Recently, I took my copy of Colorless Tsukuru Tazaki And His Years Of Pilgrimage, gleefully ordered a few months ago, determined to read it on a cruise holiday. Alas, after a few pages, I tired of the (to my mind) long-windedness of the book's college narrator, whose mind picked over how his friends had suddenly stopped speaking to him. Perhaps, my lack of sympathy is due to a similar thing happening to me last year, but I couldn't help but think: Get over it. People change. Not everything has to do with you, oh whiny, over-sensitive Murakami character.

So, yes, don't pelt me, but I think I've gone off Murakami.

The good news is, I don't plan to purge my shelves of his books. Like a devoted ex-lover, keeping her man's old shirts in the closet, in hopes that the embers of passion will be rekindled, I am waiting for the phase in my life when I can appreciate the bizarre lyricism of Murakami's prose again. Perhaps, when I'm old and no longer harried by the pragmatic concerns of a young family, I can settle down to revisit what youth felt like in his sentences again.

On the flip side, I have found myself slipping comfortably into books I'd struggled to get through in my younger days - like hand-me-down clothes you once swam in, but now find sitting right on the shoulders. As a literature major in the late 1990s, I had assiduously avoided reading George Eliot's Middlemarch, prescribed on a 19th-century English Literature course list. At first blush, the heroine Dorothea Brooke had seemed to my then-20th-century sensibilities a foolish, unemancipated woman, marrying for brains when anybody could see that it was better to get a job, travel and have a life of your own.

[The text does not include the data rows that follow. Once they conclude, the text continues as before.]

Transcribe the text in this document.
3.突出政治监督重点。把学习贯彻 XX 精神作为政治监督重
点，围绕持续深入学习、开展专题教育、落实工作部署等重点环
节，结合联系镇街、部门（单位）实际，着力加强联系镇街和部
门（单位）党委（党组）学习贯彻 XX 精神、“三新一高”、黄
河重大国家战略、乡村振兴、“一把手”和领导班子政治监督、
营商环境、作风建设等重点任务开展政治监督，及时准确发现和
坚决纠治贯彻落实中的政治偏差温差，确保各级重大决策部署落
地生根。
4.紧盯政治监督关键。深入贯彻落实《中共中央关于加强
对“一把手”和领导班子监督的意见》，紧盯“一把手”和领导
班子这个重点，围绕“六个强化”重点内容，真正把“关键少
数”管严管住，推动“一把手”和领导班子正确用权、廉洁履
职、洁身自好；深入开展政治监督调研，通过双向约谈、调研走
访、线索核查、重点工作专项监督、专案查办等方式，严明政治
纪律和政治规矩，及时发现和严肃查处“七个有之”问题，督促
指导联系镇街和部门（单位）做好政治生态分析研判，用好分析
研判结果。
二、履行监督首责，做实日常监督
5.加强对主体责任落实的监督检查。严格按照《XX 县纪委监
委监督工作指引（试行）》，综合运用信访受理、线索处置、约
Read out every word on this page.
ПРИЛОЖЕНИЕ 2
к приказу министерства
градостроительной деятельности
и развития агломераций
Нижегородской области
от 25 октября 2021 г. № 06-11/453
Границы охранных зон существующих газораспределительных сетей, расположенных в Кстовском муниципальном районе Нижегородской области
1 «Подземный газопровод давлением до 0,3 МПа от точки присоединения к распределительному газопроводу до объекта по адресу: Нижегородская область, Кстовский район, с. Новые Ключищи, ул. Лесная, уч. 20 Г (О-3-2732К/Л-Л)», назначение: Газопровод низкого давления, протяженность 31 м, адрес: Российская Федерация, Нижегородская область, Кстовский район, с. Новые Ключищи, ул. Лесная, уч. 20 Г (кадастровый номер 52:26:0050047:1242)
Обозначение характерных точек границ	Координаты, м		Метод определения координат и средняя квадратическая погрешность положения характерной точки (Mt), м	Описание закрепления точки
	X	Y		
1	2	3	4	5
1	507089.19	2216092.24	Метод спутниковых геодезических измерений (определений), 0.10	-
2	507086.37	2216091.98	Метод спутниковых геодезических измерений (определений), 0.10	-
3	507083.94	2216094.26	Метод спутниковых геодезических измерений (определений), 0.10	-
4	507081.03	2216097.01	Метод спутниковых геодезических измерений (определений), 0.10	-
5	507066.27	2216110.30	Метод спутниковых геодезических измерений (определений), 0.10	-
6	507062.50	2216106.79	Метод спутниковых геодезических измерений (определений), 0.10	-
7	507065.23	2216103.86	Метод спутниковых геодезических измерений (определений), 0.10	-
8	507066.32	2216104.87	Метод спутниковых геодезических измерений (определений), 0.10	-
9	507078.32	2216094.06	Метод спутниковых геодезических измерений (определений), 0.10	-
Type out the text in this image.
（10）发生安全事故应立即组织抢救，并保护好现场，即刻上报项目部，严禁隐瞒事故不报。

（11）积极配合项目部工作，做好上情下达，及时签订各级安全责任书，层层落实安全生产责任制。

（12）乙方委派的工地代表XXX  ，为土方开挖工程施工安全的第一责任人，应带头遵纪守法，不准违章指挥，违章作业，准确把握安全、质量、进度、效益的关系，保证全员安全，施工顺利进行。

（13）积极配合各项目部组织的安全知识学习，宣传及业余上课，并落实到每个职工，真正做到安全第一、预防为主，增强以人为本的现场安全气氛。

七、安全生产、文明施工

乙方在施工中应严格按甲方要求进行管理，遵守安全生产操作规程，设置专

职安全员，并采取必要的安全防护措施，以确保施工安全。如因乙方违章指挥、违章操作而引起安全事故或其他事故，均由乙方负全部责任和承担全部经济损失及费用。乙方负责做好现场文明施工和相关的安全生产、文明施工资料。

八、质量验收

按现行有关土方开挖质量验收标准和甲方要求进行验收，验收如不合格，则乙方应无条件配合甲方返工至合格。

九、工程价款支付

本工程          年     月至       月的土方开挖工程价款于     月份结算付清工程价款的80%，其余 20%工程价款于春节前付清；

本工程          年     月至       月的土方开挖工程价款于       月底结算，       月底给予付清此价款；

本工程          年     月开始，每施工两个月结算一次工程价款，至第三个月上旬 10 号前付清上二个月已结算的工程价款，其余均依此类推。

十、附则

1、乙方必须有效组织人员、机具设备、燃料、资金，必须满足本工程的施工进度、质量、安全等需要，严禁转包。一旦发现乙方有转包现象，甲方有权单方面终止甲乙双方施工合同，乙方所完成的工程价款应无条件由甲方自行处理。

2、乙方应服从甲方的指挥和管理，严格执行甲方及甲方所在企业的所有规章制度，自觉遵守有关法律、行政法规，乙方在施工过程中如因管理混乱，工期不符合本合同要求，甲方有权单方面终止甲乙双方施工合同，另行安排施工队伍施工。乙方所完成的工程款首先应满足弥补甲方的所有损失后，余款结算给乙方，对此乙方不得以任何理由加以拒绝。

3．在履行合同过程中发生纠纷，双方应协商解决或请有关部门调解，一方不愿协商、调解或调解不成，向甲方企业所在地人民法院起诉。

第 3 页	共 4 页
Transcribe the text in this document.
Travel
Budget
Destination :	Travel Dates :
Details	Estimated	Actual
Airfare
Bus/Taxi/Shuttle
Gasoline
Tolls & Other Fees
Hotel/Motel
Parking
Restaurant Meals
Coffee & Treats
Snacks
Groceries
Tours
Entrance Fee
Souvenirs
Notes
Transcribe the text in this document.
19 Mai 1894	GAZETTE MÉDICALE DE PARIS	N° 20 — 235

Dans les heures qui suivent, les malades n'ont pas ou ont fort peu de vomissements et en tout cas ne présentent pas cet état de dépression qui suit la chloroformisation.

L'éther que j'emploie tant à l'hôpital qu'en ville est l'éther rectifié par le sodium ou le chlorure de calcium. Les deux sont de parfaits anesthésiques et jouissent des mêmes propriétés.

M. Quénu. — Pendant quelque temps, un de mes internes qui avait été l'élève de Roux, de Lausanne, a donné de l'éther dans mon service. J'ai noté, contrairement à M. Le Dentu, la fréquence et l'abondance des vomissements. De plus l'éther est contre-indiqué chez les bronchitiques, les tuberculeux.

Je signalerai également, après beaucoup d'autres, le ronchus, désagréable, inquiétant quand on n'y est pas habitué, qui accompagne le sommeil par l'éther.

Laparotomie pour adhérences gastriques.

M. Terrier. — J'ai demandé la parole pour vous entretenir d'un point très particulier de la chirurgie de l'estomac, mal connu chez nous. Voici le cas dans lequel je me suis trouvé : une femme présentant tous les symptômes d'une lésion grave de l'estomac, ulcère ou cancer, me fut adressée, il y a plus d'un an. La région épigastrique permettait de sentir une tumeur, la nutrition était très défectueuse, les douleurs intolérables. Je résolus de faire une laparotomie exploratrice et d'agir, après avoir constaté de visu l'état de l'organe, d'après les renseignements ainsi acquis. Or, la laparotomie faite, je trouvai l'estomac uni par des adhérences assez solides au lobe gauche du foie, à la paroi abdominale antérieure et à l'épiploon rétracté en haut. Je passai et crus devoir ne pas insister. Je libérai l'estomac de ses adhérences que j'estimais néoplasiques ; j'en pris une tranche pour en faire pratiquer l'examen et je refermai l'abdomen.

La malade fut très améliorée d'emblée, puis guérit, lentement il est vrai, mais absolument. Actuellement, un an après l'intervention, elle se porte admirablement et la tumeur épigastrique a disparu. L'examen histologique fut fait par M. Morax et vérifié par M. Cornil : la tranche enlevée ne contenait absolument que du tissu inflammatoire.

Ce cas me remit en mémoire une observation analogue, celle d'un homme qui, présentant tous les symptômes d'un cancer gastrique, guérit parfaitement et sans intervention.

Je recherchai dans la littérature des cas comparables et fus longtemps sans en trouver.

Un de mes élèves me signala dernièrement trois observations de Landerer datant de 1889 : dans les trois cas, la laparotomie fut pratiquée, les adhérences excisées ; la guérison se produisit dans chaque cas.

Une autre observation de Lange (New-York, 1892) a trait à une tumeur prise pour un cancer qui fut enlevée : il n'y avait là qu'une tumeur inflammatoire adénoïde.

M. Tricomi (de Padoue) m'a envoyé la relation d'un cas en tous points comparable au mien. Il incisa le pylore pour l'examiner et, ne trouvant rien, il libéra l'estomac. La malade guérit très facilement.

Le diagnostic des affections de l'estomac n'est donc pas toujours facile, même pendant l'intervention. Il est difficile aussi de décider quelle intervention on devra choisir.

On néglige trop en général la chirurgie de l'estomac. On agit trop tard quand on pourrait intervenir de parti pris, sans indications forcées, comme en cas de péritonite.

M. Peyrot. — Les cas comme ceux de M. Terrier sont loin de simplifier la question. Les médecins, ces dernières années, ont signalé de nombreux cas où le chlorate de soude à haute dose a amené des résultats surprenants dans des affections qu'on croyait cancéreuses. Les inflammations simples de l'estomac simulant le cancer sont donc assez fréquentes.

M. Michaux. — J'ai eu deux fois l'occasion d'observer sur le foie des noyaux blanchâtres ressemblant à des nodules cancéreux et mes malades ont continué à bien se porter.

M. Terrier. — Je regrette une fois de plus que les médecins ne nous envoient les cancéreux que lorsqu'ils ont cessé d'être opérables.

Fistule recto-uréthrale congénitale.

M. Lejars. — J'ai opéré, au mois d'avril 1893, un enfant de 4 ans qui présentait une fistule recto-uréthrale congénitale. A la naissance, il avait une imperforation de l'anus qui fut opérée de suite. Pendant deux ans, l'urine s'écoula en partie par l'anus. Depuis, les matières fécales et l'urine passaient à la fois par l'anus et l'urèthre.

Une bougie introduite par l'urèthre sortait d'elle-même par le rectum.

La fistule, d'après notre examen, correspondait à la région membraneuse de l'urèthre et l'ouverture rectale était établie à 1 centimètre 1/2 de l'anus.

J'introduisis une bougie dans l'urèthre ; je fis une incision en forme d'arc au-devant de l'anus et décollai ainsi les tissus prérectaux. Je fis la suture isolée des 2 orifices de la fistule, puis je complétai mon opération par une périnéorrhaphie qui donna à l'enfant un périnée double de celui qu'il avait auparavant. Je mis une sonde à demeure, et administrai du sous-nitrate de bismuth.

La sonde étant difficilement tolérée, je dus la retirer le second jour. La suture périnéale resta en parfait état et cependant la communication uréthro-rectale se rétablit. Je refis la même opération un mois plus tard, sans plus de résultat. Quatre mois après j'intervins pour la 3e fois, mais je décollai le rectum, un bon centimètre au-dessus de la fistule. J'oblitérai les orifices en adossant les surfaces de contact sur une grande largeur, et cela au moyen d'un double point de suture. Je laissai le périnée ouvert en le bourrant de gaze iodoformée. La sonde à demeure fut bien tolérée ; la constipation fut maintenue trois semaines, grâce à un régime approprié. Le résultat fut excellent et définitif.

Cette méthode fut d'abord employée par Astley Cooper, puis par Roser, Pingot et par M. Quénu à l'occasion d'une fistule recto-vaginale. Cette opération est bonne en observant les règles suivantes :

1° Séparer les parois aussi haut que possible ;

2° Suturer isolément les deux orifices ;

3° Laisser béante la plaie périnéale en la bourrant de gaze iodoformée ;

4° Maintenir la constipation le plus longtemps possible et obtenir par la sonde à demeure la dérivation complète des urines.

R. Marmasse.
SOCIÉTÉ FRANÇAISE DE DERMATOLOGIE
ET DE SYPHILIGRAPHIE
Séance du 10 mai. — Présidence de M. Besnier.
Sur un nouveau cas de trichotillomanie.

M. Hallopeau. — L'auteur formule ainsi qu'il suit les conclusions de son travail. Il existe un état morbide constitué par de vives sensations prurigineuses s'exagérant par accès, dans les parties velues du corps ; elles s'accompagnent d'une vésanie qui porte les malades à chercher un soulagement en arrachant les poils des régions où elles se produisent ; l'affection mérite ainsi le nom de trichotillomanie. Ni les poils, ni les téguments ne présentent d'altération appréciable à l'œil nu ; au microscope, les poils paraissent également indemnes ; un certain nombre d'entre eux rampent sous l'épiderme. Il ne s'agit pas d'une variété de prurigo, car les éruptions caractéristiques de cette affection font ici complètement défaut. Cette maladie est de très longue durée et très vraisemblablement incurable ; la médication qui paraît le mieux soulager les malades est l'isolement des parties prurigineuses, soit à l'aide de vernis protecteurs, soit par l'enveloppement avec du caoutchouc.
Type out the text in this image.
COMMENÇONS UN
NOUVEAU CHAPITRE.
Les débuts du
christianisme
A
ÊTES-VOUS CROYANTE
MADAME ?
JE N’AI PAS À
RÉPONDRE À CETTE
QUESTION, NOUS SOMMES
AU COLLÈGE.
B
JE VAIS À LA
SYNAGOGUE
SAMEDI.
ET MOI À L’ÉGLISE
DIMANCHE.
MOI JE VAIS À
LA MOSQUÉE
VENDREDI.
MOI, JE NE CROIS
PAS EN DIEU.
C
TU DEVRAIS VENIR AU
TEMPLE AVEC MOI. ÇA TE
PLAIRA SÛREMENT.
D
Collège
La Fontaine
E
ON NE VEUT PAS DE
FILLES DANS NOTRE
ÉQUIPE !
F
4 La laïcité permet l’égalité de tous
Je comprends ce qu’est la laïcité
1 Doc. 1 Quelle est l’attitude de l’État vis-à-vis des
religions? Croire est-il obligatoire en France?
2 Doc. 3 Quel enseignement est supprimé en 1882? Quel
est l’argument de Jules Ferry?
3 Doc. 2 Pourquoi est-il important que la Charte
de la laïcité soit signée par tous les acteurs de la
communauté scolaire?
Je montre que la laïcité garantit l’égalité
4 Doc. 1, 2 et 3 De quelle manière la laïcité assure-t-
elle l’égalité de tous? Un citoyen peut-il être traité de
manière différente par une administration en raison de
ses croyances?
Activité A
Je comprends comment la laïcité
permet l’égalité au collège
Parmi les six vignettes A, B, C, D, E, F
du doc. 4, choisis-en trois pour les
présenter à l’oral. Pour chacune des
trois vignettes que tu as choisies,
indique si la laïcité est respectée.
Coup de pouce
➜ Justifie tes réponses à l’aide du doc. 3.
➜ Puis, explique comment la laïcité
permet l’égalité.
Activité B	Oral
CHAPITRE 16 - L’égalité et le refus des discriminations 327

Ten years later, re-encountering the book while taking a master's degree, I found it hardly a slog to get through. Now a wife, I appreciated the wisdom in Eliot's writing, her observations about how hard it is to make a marriage work, and to find the necessary capacity to put yourself in your spouse's shoes: "She was as blind to his inward troubles as he to hers; she had not yet learned those hidden conflicts in her husband which claim our pity. She had not yet listened patiently to his heartbeats, but only felt that her own was beating violently."

And sometimes, the simplest books, the ones you thought you outgrew years ago, might just be the ones that have the most lifelong lessons to teach you. I have found myself reaching for Alice In Wonderland year after year, finding that a new revelation had always been hidden in plain sight in its linguistic and philosophical puzzles.

"I can't go back to yesterday because I was a different person then," said Alice. But, ah, the joy inherent in reading the same book when you are someone else.